GDF é pressionado para retomar pagamento de inscrições de alunos da rede pública no PAS


20160128003227Deputados e professores ameaçam pressão para o governo Rollemberg retomar o pagamento da inscrição de alunos das escolas públicas no Programa de Avaliação Seriada (PAS).

Sob os argumentos da falta de dinheiro e de condições legais, o  Buriti suspendeu o benefício em 2015. A decisão fez com que milhares de estudantes desistissem das provas. No entanto, o bom desempenho daqueles que puderam arcar com a despesa reacendeu o debate.

Não existe uma estatística oficial das desistências. Colhendo os depoimentos de representantes dos Centros de Ensino Médio 304 de Samambaia, da Escola Industrial de Taguatinga (EIT), 03 de Taguatinga, 111 do Recanto das Emas ao lado do 02 e 12 de Ceilândia estima-se que 76% dos alunos não fizeram a inscrição no PAS.

“É uma contradição. As contas do governo estão ruins. Mas ele tem dinheiro para bancar shows e não pode liberar recursos para um importante produto social?”, afirmou o  distrital Reginaldo Veras (PDT). Segundo ele,  distritais deverão cobrar a retomada do benefício e existe a possibilidade de que destinem parte das emendas às inscrições dos estudantes.

“Considero este gasto residual diante do impacto gigantesco para a sociedade. Quando se reduz o  ato da governança à meramente à analise contábil, o governo perde seu significado”, criticou o deputado Wasny de Roure (PT).

Sindicato também

O Sindicato dos Professores do DF  também cobrará a volta dos pagamentos. Segundo o diretor Samuel Fernandes, grande parte das famílias não têm condições de pagar as inscrições. “Educação e Saúde deveriam ser prioridades. O governo deveria cortar comissionados, terceirizados e motos caras”, desabafou. De acordo com Samuel, muitos  alunos  prepararam por anos e todo o estudo foi para o lixo porque deixaram de fazer as provas.

Secretaria promete projeto

Sob as críticas de políticos, professores, pais e alunos, o governo alegou que buscará a retomada do auxílio neste ano. O subsecretário de Planejamento, Acompanhamento e Avaliação Educacional da Secretaria de Educação, Fábio Pereira de Sousa, declarou que o Buriti enviará um projeto de lei para a Câmara Legislativa.

“Não havia previsão no orçamento passado. Dependemos de um projeto de lei para regularizar os pagamentos. Tão logo ele seja aprovado poderemos aditivar os recursos no orçamento deste ano”, justificou Pereira. Pelas estimativas do governo, o custo anual das inscrições de aproximadamente 58 mil alunos do 1º e 2º ano do Ensino Médio pode chegar à R$ 80 milhões. Os estudantes do 3º possuem direito à   isenção do Governo Federal.

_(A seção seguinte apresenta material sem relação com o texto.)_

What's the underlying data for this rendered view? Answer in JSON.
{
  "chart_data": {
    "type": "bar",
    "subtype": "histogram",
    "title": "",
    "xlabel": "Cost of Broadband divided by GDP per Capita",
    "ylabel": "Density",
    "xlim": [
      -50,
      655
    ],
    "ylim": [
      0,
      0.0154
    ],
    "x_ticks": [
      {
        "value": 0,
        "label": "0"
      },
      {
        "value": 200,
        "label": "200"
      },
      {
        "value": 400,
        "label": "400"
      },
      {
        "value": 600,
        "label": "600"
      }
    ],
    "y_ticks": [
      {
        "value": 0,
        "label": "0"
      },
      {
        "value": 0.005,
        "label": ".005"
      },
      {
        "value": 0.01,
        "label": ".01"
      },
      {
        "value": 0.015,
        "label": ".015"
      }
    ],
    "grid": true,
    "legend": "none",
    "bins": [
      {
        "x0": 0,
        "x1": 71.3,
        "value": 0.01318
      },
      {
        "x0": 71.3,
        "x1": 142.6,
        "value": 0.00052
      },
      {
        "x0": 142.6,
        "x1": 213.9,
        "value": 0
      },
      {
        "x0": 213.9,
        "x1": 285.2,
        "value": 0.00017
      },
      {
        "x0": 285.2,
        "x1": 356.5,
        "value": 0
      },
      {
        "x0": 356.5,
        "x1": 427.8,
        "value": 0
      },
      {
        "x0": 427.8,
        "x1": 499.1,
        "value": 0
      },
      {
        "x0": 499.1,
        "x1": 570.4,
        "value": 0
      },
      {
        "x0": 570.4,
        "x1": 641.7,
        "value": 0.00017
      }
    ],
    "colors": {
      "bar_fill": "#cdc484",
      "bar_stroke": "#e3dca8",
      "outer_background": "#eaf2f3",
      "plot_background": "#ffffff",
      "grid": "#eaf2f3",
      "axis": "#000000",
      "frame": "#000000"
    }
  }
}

“Vemos este problema com pesar. Mas a decisão não foi política, era financeira. Teríamos que deixar de pagar outras questões  importantes como creches e merendas escolares”, argumentou. O subsecretário acredita que o projeto de lei deverá tramitar com celeridade pelo Legislativo e será aprovado antes do período tradicional de inscrições, entre outubro e novembro.

A polêmica das inscrições também envolve uma dívida milionária do governo passado com o antigo Cespe, atual Cebrasp. De acordo com o subsecretário, a instituição está cobrando o pagamento de edições passadas PAS. Pelas contas do Buriti, o montante  seria de R$ 130 milhões, mas o Cebrasp considera que o débito é bem maior.

Saiba mais

Entre 2 mil aprovados no PAS para o Ensino Superior, 780 vieram de escolas públicas do DF. O custo aproximado da inscrição foi de R$ 100.

A questão  também expõe um problema cultural. Muitas famílias carentes não apoiam os estudantes na busca por uma faculdade e um futuro melhor.